Мужик земляной — ты и есть мужик, видно, и нечего было зариться на чужое, одежки и судьбу чужую на себя примерять, незнаемую. Отняла вот все и выкинула, назад отправила — и может, правильно сделала.
Продолбил леток — не маловат? А большой зачем — непогоду ловить, дождь? В ней и тельца-то никакого, в птице, одни перья. С внутренней стороны чуть пониже его прибил полочку — "для удобствия", как Григорий Иванович говорил, и чтобы сороке ли, вороне до птенцов не дотянуться, еще те любители… А с сыном, с Микой, так и не смастерил ни одного, не пришлось. Не догадался, да, и что-то не было там скворцов, не видел. Аисты — да, были, и он еще удивлялся, как это они людей не боятся. Уж кого бояться если, так это людей, пуще всякого зверя… И полочку наружную тоже, совсем невеликую, чтоб только скворцу уцепиться, а не как некоторые: просверлят и палочку крепкую вставят — как раз для тех же любителей. Сядет на нее ворона, сунет голову, а скворчата тянутся, думают- отец-мать с кормежкой… нет, ничего понарошку здесь не бывает, жестоко все и всерьез. Но за скворцов-то есть кому думать а за нас?
Да хоть чутье бы какое-никакое, инстинкт — где у нас он? В гости она поехала, гостеванья ей, дуре набитой, не хватало… вот зачем? За каким?!.
Бессильная злость накатила, и тоска, и жалость опять несказуемая бросил топор, на порожек сел в двери, закурил, спички ломая, руки тряслись… что, совсем уж психом стал? А кем еще… Как не отговорил тогда ее, жену? Ведь не хотел же никак отпускать, не по сердцу все было это — а будто в ступор какой попал, впал: раз ей сказал, Оксане, чтоб не ездила, другой — неспокойно там, на правобережье, шастает и балуется шваль всякая недобитая, из-за кордона подзуживается… Нет, уперлась, за неделю собираться взялась: все школьные друзья-подруги, дескать, там, сто лет не была.
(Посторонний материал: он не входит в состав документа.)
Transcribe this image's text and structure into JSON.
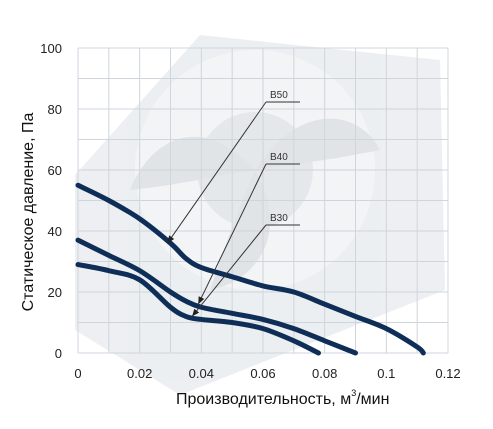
{
  "chart_data": {
    "type": "line",
    "xlabel": "Производительность, м",
    "xlabel_sup": "3",
    "xlabel_suffix": "/мин",
    "ylabel": "Статическое давление, Па",
    "xlim": [
      0,
      0.12
    ],
    "ylim": [
      0,
      100
    ],
    "x_ticks": [
      "0",
      "0.02",
      "0.04",
      "0.06",
      "0.08",
      "0.1",
      "0.12"
    ],
    "y_ticks": [
      "0",
      "20",
      "40",
      "60",
      "80",
      "100"
    ],
    "grid": true,
    "colors": {
      "curve": "#0f2e57",
      "grid": "#cfd5dc"
    },
    "series": [
      {
        "name": "B50",
        "x": [
          0,
          0.01,
          0.02,
          0.03,
          0.035,
          0.04,
          0.05,
          0.06,
          0.07,
          0.08,
          0.09,
          0.1,
          0.11,
          0.112
        ],
        "y": [
          55,
          50,
          44,
          36,
          31,
          28,
          25,
          22,
          20,
          16,
          12,
          8,
          2,
          0
        ]
      },
      {
        "name": "B40",
        "x": [
          0,
          0.01,
          0.02,
          0.03,
          0.035,
          0.04,
          0.05,
          0.06,
          0.07,
          0.08,
          0.09
        ],
        "y": [
          37,
          32,
          27,
          20,
          17,
          15,
          13,
          11,
          8,
          4,
          0
        ]
      },
      {
        "name": "B30",
        "x": [
          0,
          0.01,
          0.02,
          0.03,
          0.035,
          0.04,
          0.05,
          0.06,
          0.07,
          0.078
        ],
        "y": [
          29,
          27,
          24,
          15,
          12,
          11,
          10,
          8,
          4,
          0
        ]
      }
    ],
    "annotations": [
      "B50",
      "B40",
      "B30"
    ]
  }
}
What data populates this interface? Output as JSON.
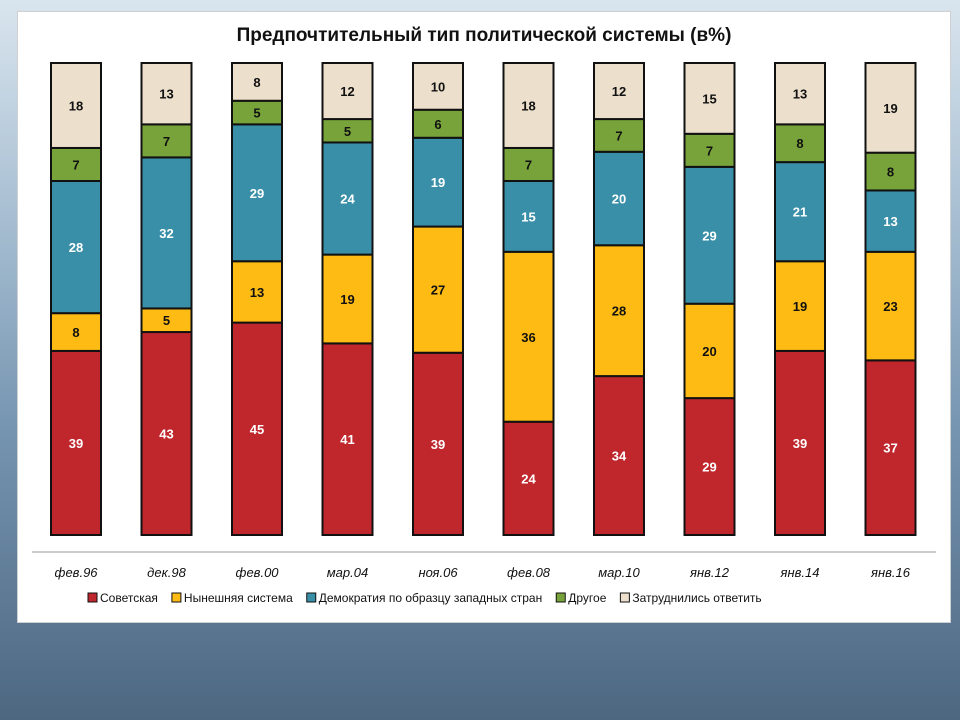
{
  "chart_data": {
    "type": "bar",
    "stacked": true,
    "title": "Предпочтительный тип политической системы (в%)",
    "categories": [
      "фев.96",
      "дек.98",
      "фев.00",
      "мар.04",
      "ноя.06",
      "фев.08",
      "мар.10",
      "янв.12",
      "янв.14",
      "янв.16"
    ],
    "series": [
      {
        "name": "Советская",
        "color": "#c0272d",
        "values": [
          39,
          43,
          45,
          41,
          39,
          24,
          34,
          29,
          39,
          37
        ]
      },
      {
        "name": "Нынешняя система",
        "color": "#fdbb14",
        "values": [
          8,
          5,
          13,
          19,
          27,
          36,
          28,
          20,
          19,
          23
        ]
      },
      {
        "name": "Демократия по образцу западных стран",
        "color": "#3a8fa8",
        "values": [
          28,
          32,
          29,
          24,
          19,
          15,
          20,
          29,
          21,
          13
        ]
      },
      {
        "name": "Другое",
        "color": "#78a33a",
        "values": [
          7,
          7,
          5,
          5,
          6,
          7,
          7,
          7,
          8,
          8
        ]
      },
      {
        "name": "Затруднились ответить",
        "color": "#ece0cd",
        "values": [
          18,
          13,
          8,
          12,
          10,
          18,
          12,
          15,
          13,
          19
        ]
      }
    ],
    "legend": "bottom",
    "grid": false
  }
}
А на третий ему бы вытряхнуть чемодан и одно сказать: не поедешь! Или без сына бы ехала пусть, раз уж так загорелось ей, — может, и одумалась бы. А не сказал, примак. Не в своем дому, а тесть с тещей всё в ту же дуду: та шо, мол, злякаться, тамо же уси свои, це ж вотчина наша; и стильки ж рокив ридных нэ бычилы!.. Хохлы же, упрямей черта. И как связало его, оцепенило, ни слов, ни воли не нашлось — рукой махнул, тем более с тракторишком нелады, с темна до темна с тестем налаживали-переналаживали его, а уж культивировать пора, весна. Ихняя, мартовская, как наша майская — земля мигом поспевает, в какие-то дни. А Мика все около него вертелся, льнул к нему, любое подай-принеси с готовностью такой старался исполнить: как ни хотелось в гости прокатиться, в сторону незнаемую, о какой порассказали ему, а с отцом-то лучше, и с неохотой какой в машину лез, оглядывался…
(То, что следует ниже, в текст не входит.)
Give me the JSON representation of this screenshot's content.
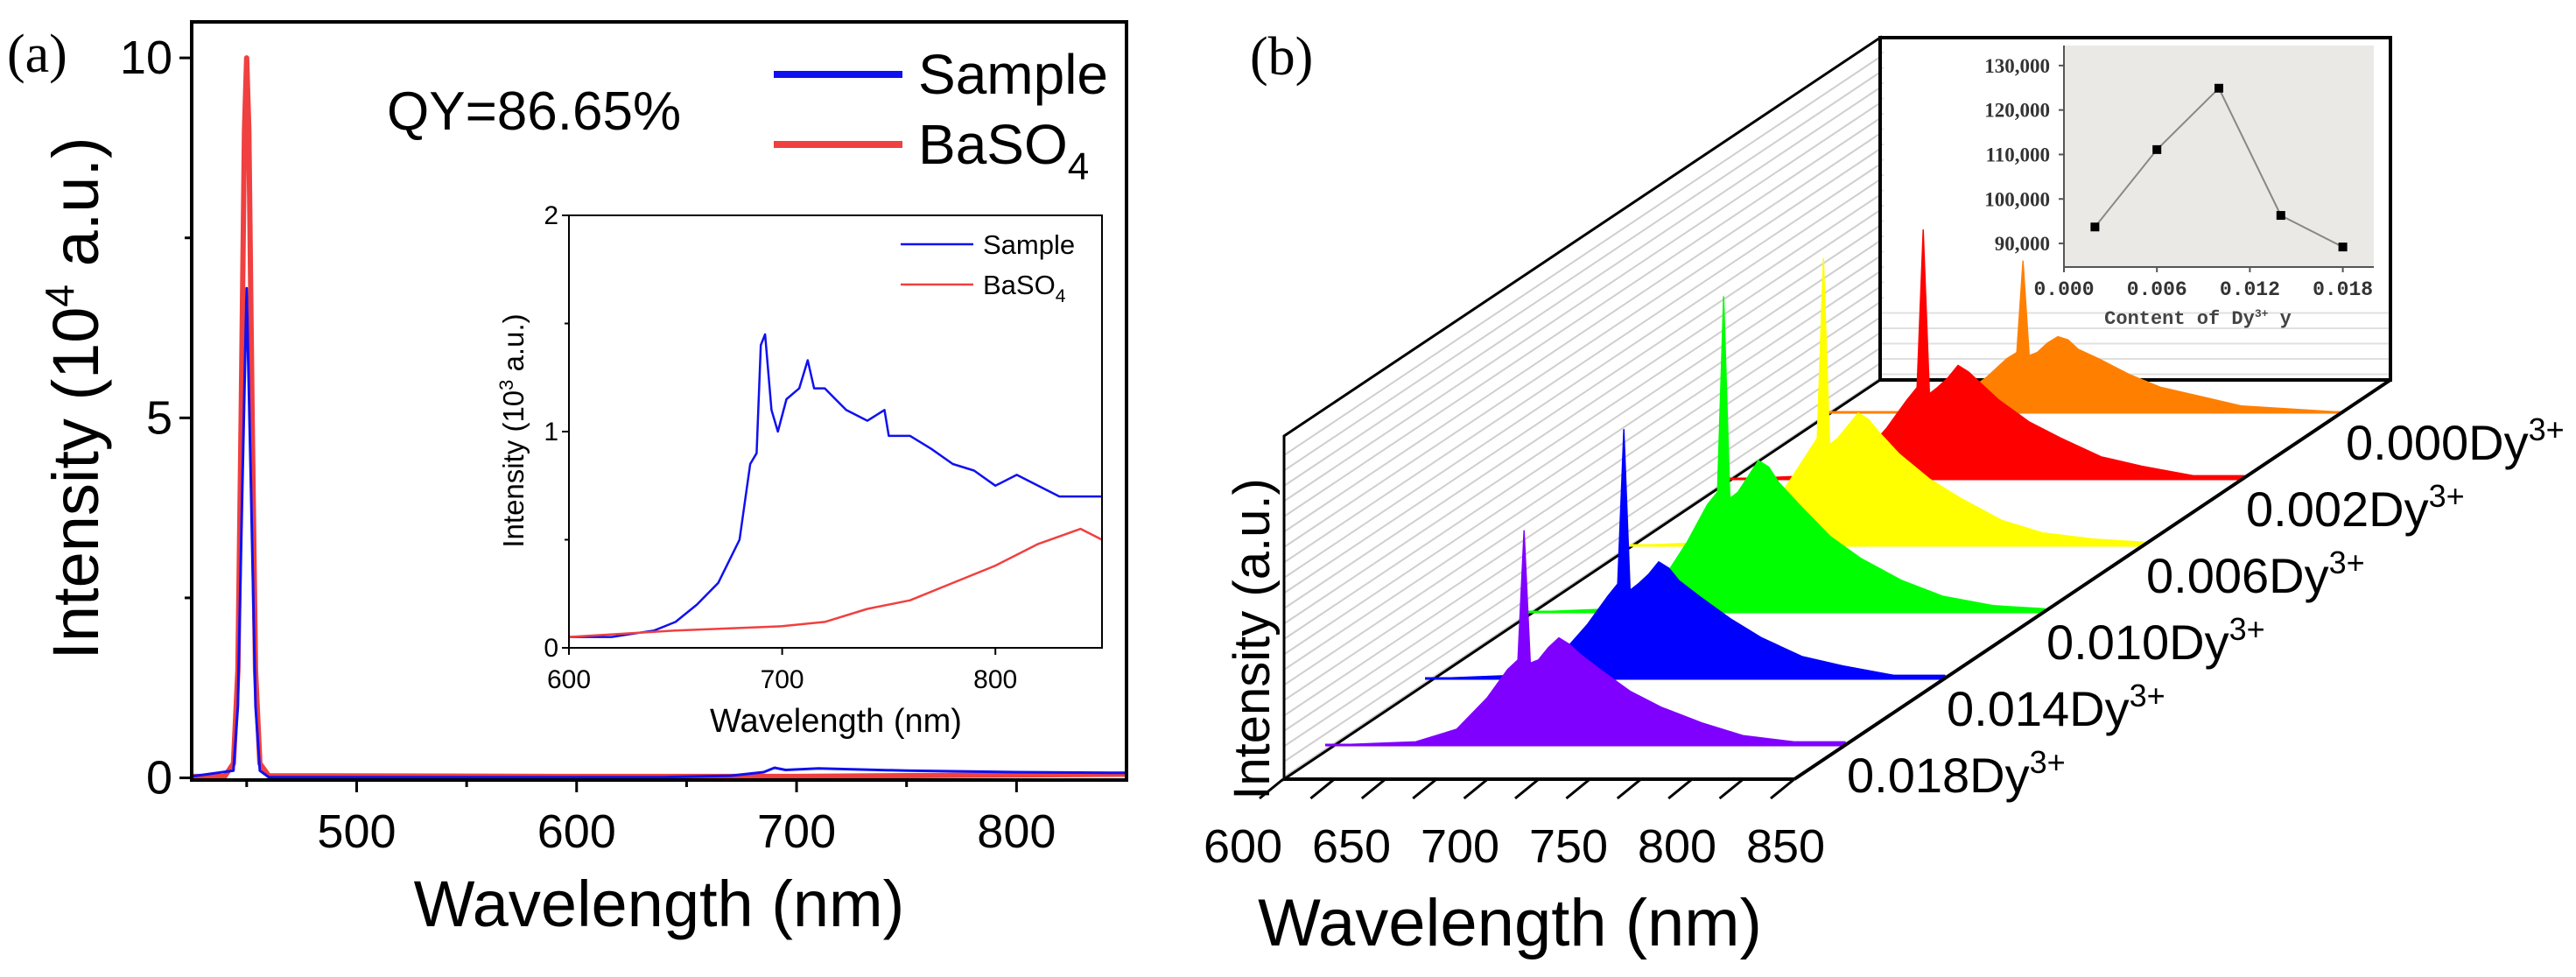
{
  "chart_data": [
    {
      "id": "a-main",
      "panel_label": "(a)",
      "type": "line",
      "xlabel": "Wavelength (nm)",
      "ylabel": {
        "pre": "Intensity (10",
        "sup": "4",
        "post": " a.u.)"
      },
      "xlim": [
        425,
        850
      ],
      "ylim": [
        -0.03,
        10.5
      ],
      "xticks": [
        500,
        600,
        700,
        800
      ],
      "yticks": [
        0,
        5,
        10
      ],
      "annotation": "QY=86.65%",
      "legend_position": "top-right",
      "legend": [
        {
          "text": "Sample",
          "sub": "",
          "color": "#1010f0"
        },
        {
          "text": "BaSO",
          "sub": "4",
          "color": "#f04040"
        }
      ],
      "series": [
        {
          "name": "BaSO4",
          "color": "#f04040",
          "x": [
            425,
            440,
            444,
            446,
            447.5,
            449,
            450,
            451,
            452.5,
            454,
            456,
            460,
            600,
            700,
            800,
            850
          ],
          "y": [
            0.02,
            0.02,
            0.2,
            1.5,
            5,
            9,
            10,
            9,
            5,
            1.5,
            0.2,
            0.03,
            0.02,
            0.02,
            0.04,
            0.05
          ]
        },
        {
          "name": "Sample",
          "color": "#1010f0",
          "x": [
            425,
            444,
            446,
            448,
            450,
            452,
            454,
            456,
            460,
            640,
            670,
            685,
            690,
            695,
            710,
            750,
            800,
            850
          ],
          "y": [
            0.02,
            0.1,
            1,
            4,
            6.8,
            4,
            1,
            0.1,
            0.01,
            0.01,
            0.03,
            0.08,
            0.14,
            0.11,
            0.13,
            0.1,
            0.08,
            0.07
          ]
        }
      ]
    },
    {
      "id": "a-inset",
      "type": "line",
      "xlabel": "Wavelength (nm)",
      "ylabel": {
        "pre": "Intensity (10",
        "sup": "3",
        "post": " a.u.)"
      },
      "xlim": [
        600,
        850
      ],
      "ylim": [
        0,
        2
      ],
      "xticks": [
        600,
        700,
        800
      ],
      "yticks": [
        0,
        1,
        2
      ],
      "legend_position": "top-right",
      "legend": [
        {
          "text": "Sample",
          "sub": "",
          "color": "#1010f0"
        },
        {
          "text": "BaSO",
          "sub": "4",
          "color": "#f04040"
        }
      ],
      "series": [
        {
          "name": "Sample",
          "color": "#1010f0",
          "x": [
            600,
            620,
            640,
            650,
            660,
            670,
            680,
            685,
            688,
            690,
            692,
            695,
            698,
            702,
            708,
            712,
            715,
            720,
            725,
            730,
            740,
            748,
            750,
            760,
            770,
            780,
            790,
            800,
            810,
            820,
            830,
            840,
            850
          ],
          "y": [
            0.05,
            0.05,
            0.08,
            0.12,
            0.2,
            0.3,
            0.5,
            0.85,
            0.9,
            1.4,
            1.45,
            1.1,
            1.0,
            1.15,
            1.2,
            1.33,
            1.2,
            1.2,
            1.15,
            1.1,
            1.05,
            1.1,
            0.98,
            0.98,
            0.92,
            0.85,
            0.82,
            0.75,
            0.8,
            0.75,
            0.7,
            0.7,
            0.7
          ]
        },
        {
          "name": "BaSO4",
          "color": "#f04040",
          "x": [
            600,
            650,
            700,
            720,
            740,
            760,
            780,
            800,
            820,
            840,
            850
          ],
          "y": [
            0.05,
            0.08,
            0.1,
            0.12,
            0.18,
            0.22,
            0.3,
            0.38,
            0.48,
            0.55,
            0.5
          ]
        }
      ]
    },
    {
      "id": "b-3d",
      "panel_label": "(b)",
      "type": "area",
      "xlabel": "Wavelength (nm)",
      "ylabel": "Intensity (a.u.)",
      "xlim": [
        600,
        850
      ],
      "xticks": [
        600,
        650,
        700,
        750,
        800,
        850
      ],
      "x": [
        600,
        640,
        660,
        675,
        685,
        690,
        693,
        696,
        700,
        705,
        710,
        715,
        720,
        730,
        745,
        760,
        780,
        800,
        825,
        850
      ],
      "series": [
        {
          "label": "0.000Dy",
          "sup": "3+",
          "color": "#ff8000",
          "values": [
            0,
            0,
            4,
            11,
            17,
            19,
            48,
            18,
            19,
            22,
            24,
            23,
            20,
            17,
            12,
            8,
            5,
            2,
            1,
            0
          ]
        },
        {
          "label": "0.002Dy",
          "sup": "3+",
          "color": "#ff0000",
          "values": [
            0,
            1,
            5,
            16,
            25,
            29,
            79,
            27,
            29,
            32,
            36,
            34,
            31,
            25,
            18,
            13,
            7,
            4,
            1,
            1
          ]
        },
        {
          "label": "0.006Dy",
          "sup": "3+",
          "color": "#ffff00",
          "values": [
            0,
            1,
            6,
            19,
            29,
            34,
            91,
            32,
            34,
            38,
            42,
            40,
            36,
            29,
            21,
            15,
            8,
            4,
            2,
            1
          ]
        },
        {
          "label": "0.010Dy",
          "sup": "3+",
          "color": "#00ff00",
          "values": [
            0,
            1,
            7,
            22,
            34,
            38,
            100,
            36,
            38,
            43,
            48,
            46,
            41,
            34,
            24,
            17,
            10,
            5,
            2,
            1
          ]
        },
        {
          "label": "0.014Dy",
          "sup": "3+",
          "color": "#0000ff",
          "values": [
            0,
            1,
            6,
            17,
            26,
            30,
            79,
            28,
            30,
            33,
            37,
            35,
            31,
            26,
            19,
            13,
            7,
            4,
            1,
            1
          ]
        },
        {
          "label": "0.018Dy",
          "sup": "3+",
          "color": "#8000ff",
          "values": [
            0,
            1,
            5,
            15,
            24,
            27,
            68,
            26,
            27,
            31,
            34,
            32,
            29,
            24,
            17,
            12,
            7,
            3,
            1,
            1
          ]
        }
      ]
    },
    {
      "id": "b-inset",
      "type": "line",
      "xlabel": {
        "pre": "Content of Dy",
        "sup": "3+",
        "post": " y"
      },
      "xlim": [
        0,
        0.02
      ],
      "ylim": [
        84700,
        134500
      ],
      "xticks": [
        "0.000",
        "0.006",
        "0.012",
        "0.018"
      ],
      "yticks": [
        "90,000",
        "100,000",
        "110,000",
        "120,000",
        "130,000"
      ],
      "background": "#ebe9e6",
      "x": [
        0.002,
        0.006,
        0.01,
        0.014,
        0.018
      ],
      "y": [
        93700,
        111100,
        124900,
        96300,
        89200
      ]
    }
  ]
}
С братом двоюродным оксанкиным на его «жигуленке» отправились, тот по делам каким-то своим коммерческим, да ведь и не в первый уж раз ездил. Часу не прошло, как отъехали, а хоть беги за ними — так разняло что-то, растравило неспокойство. Но так ли, сяк, а утишил все-таки, почти уговорил себя: ну да, бывает всякое там, безобразничают наци и подонки всякие — а где теперь этого нет? И ездят люди, попривыкли уже, что ли, притерпелись — как, скажи, к скверной погоде…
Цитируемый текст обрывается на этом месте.